SAN ANTONIO – Dirk Nowitzki didn’t like the play call with the game on the line Thursday night at the AT&T Center.
That had nothing do with Nowitzki not touching the ball. Nowitzki’s issue with the pick-and-roll play was that the spacing didn’t allow Vince Carter enough room to create.
Yes, Nowitzki welcomes the opportunity to hit a game-winning jumper, but he has the utmost confidence in Carter to hit clutch shots.
“Vince has been great, so I can’t even complain about that one,” Nowitzki said after the Mavs’ 92-91 loss to the Spurs. “I didn’t necessarily like the play call with me standing right there in his way, but he’s been clutch ever since he got to us. Made some big shots last year for us and all season this year, he’s probably been our most clutch player. We’ll live with that shot, but like I said, I don’t think he had enough options.”
Coach Rick Carlisle, who didn’t have a timeout to mull over his options after the Spurs took their foul to give with 5.6 seconds remaining, called for Carter to run a pick-and-roll with Brandan Wright at the top of the 3-point arc.
After the Spurs switched, putting power forward Tiago Splitter on Carter, the Mavs’ sixth man created some space and launched a 26-footer that hit the front rim and fell to the floor.
“We were trying to get a clean, open shot or the cleanest shot that we could get,” Carlisle said. “Vince is the one guy we have that can create the best separation. It was either going to be a roll to Wright or Vince taking the shot himself.
“It’s just very difficult in that situation with five seconds to get the ball to Dirk and get him in a position where he can really do something with it. They’re going to be laying all over him. Vince created a good shot. It just didn’t go down.”
Nowitzki’s problem with the play was the poor spacing. He felt like his presence to Carter’s left added clutter, forcing Carter to settle for a long jumper instead of attacking off the dribble.

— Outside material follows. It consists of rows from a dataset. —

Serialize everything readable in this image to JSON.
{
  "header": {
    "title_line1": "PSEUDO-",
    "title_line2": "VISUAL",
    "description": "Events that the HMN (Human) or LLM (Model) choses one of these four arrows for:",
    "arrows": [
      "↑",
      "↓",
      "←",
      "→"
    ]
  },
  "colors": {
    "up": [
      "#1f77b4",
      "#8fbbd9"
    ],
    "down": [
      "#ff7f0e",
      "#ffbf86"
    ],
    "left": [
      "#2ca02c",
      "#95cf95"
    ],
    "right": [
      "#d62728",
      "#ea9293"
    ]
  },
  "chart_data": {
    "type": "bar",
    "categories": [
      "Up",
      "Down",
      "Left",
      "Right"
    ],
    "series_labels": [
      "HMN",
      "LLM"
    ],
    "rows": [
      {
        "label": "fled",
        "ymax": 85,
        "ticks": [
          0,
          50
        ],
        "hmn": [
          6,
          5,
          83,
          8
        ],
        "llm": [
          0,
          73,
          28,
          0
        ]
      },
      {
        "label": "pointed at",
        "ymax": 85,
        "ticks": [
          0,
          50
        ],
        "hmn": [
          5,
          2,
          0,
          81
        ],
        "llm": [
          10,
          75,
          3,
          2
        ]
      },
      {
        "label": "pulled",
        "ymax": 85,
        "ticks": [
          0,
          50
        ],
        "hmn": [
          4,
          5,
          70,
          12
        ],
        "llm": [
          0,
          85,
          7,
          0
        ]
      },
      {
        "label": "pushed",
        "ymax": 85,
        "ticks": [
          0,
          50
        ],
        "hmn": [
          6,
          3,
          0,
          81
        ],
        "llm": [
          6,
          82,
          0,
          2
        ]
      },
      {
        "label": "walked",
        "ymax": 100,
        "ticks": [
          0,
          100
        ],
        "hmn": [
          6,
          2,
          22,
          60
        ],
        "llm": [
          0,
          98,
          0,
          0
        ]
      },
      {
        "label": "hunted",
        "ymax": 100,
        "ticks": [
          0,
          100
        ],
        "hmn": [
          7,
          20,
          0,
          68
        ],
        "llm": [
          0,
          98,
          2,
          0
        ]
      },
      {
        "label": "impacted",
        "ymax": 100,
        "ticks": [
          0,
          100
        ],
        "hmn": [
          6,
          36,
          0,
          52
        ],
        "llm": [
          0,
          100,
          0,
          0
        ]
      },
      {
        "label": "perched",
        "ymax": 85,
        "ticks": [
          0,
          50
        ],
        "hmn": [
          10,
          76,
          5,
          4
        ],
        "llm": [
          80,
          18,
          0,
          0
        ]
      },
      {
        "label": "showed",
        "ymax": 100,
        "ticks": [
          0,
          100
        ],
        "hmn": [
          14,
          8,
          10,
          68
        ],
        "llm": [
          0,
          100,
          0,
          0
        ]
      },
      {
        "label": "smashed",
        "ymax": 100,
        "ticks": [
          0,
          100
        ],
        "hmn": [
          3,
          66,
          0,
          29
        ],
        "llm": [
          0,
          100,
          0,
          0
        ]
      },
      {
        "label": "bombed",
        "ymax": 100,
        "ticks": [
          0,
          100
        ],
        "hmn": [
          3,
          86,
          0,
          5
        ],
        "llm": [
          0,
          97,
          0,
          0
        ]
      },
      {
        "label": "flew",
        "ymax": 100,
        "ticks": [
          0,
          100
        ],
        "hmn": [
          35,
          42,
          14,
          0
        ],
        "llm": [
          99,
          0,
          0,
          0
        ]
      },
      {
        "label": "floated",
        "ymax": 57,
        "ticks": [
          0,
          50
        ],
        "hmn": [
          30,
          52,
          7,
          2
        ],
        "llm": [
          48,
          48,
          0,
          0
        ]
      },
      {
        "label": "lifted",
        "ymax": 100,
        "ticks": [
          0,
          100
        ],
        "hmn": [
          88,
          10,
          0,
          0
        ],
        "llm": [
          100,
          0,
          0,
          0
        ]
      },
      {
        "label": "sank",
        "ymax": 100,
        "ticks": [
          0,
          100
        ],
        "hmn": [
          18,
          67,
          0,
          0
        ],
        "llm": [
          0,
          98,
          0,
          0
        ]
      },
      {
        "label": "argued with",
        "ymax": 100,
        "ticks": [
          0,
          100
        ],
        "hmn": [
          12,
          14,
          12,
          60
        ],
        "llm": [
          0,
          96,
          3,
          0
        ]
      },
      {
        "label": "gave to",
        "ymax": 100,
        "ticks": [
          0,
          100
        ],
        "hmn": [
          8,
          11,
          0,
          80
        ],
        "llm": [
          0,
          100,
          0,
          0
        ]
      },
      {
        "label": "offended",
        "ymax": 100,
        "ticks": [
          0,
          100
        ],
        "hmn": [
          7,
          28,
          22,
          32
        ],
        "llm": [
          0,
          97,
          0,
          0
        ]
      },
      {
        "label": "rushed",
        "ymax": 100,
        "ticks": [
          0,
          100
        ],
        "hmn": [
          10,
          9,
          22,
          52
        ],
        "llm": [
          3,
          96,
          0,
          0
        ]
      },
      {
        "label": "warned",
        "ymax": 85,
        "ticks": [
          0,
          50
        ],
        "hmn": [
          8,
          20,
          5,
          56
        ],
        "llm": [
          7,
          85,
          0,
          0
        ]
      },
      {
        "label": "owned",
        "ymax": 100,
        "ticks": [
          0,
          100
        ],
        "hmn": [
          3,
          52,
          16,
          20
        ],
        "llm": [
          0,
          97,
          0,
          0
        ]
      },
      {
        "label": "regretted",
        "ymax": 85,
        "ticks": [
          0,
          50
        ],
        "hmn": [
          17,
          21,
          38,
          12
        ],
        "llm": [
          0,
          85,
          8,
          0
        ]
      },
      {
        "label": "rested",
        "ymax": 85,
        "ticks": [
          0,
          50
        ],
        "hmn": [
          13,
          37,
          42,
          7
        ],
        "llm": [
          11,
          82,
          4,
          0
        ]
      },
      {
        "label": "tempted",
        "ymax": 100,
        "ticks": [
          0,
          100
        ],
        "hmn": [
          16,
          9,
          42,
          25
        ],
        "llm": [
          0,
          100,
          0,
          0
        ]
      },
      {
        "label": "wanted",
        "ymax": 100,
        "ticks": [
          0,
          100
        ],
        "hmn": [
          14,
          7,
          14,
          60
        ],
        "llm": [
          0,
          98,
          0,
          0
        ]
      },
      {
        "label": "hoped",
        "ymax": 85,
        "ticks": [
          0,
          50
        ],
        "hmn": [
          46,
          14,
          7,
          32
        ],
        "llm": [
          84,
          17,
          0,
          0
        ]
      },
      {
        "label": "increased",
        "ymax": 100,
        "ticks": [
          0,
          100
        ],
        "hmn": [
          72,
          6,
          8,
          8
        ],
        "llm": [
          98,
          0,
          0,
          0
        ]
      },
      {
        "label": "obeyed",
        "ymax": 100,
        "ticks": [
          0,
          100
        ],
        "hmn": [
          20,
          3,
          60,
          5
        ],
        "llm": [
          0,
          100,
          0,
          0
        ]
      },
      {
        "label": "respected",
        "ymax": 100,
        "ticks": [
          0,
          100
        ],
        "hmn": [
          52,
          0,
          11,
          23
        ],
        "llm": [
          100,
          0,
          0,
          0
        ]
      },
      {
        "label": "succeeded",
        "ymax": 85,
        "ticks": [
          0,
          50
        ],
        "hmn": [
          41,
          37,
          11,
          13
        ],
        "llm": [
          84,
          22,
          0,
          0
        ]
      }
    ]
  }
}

“Like I said, give the ball to Vince, it’s great,” Nowitzki said. “But there was really no room for him to go. I was standing right there on his left. I probably should have cut out or done something to give him more room to drive. This way, he only had the 3.”
But the only problem Carter had with the play was that his shot didn’t go down.
“It’s five seconds, so it’s tough,” said Carter, whose hot streak was halted with a 10-point, 4-of-12 shooting night. “We didn’t have a timeout, so you just have to make a decision and go on the fly. It was a good look. I didn’t feel like I forced a shot or anything. I just needed that thing to go in.”
A few more notes from the Mavs’ fourth loss of the season to the Spurs:
1. Wretched rebounding: The Spurs’ 49-35 rebounding edge was the stat that popped out of the box score to Carlisle. It was especially bad in the first half, when San Antonio outrebounded the Mavs by a 31-14 margin.
“That was the difference in the game,” Carlisle said of the Spurs’ dominance on the glass.
It’s a problem that has plagued the Mavs all season. They rank 28th in the NBA in rebounding differential.
“Honestly, we’re not a great rebounding team,” said Nowitzki, who led Dallas with 11 rebounds. “That’s pretty obvious. We usually have to fight really hard and have five guys in there battling. We’re not the most physical. We’ve got to fight.”
2. Duncan’s dominance: Wasn’t Tim Duncan supposed to be on the decline? The 36-year-old Duncan has disproved that theory all season and was especially dominant Thursday night against the Mavs.
Duncan led the Spurs with 28 points and 19 rebounds, making 12-of-20 shots from the floor. The Mavs had the misfortune of facing Duncan, who didn’t travel with the Spurs for Tuesday’s loss in Minnesota, when he had a few days of rest.
“That’s a Hall of Famer with some rest,” said Elton Brand, who picked up five fouls in 22 minutes trying to defend Duncan. “He got it going. It just wasn’t the block. He ran the floor, faced up, off the dribble. He really hurt us tonight.”
3. Terrific trip: The Mavs didn’t end it the way they wanted, but this could be considered their best road trip of the season.
The Mavs went 3-1 on the trip, beating Detroit, Minnesota and Milwaukee to string together three straight road wins for the first time all season. The Mavs play eight of their next nine games at home and will probably have to keep winning at that clip to have any realistic hope of making the playoffs.
“We had some great wins, great team efforts with everybody contributing,” Nowitzki said. “That’s the only way we’re going to make a run here in the last 18 games or whatever we’ve got left. … We’ve got to be clicking on all cylinders.”